The officials said Russia hoped to use production facilities in India, Brazil, South Korea, and Cuba to meet the global demand for the vaccine, but senior Indian officials said the Russians had not yet approached India’s health ministry for discussions on the vaccine.

Russia had earlier this month surprised the medical community by announcing that its regulators had approved the candidate vaccine made by its Gamaleya Institute after early safety and efficacy trials and without the mandatory final round of large-scale efficacy studies.

“Production of the vaccine is a very important issue. Currently, we are working with four partners in India,” said Kirill Dmitriev, chief executive officer at the Russian Direct Investment Fund (RDIF), a sovereign wealth fund created by the Russian government for joint partnerships.

“We believe they are capable of production of the Gamaleya Institute vaccine,” Dmitriev said in a media briefing for reporters from around the world.

He said Russia had received requests from various countries for more than a billion doses of the vaccine.

The RDIF declined to provide details of the discussions with Indian entities but a senior RDIF executive told The Telegraph that the agency’s “Indian track is one of the strongest”.

The executive added that the RDIF was hoping to be in a position to provide more details about its India engagement next week.

Russian officials said large-scale efficacy trials of the vaccine were expected to begin next week at 45 medical centers across Russia and would seek to deliver the vaccine to 40,000 healthy volunteers.

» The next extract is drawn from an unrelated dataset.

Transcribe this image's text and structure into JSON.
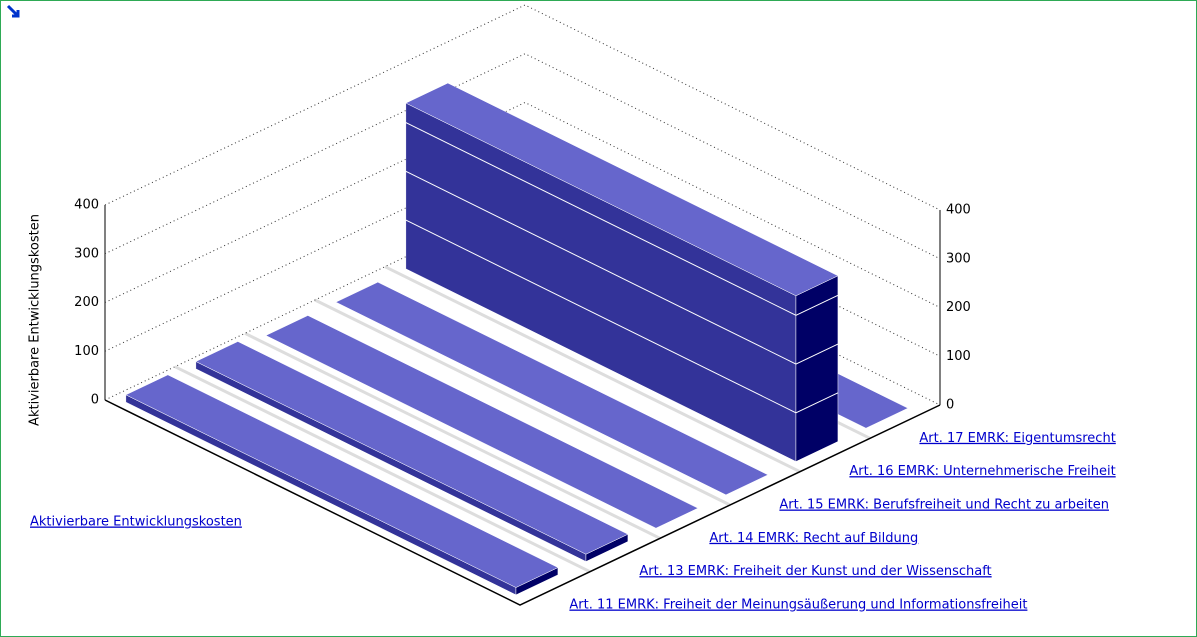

However, senior Indian officials told this newspaper that neither the Union health ministry nor the Central Drug Standard Control Organisation, India’s regulatory agency for drugs and vaccines, had been contacted by the Russians about the vaccine yet.

A senior pharmacological medicine specialist and expert on regulatory affairs said the Russian entities and their Indian partners would require approval from the drug regulatory authorities to either conduct a clinical trial or mass-produce the vaccine.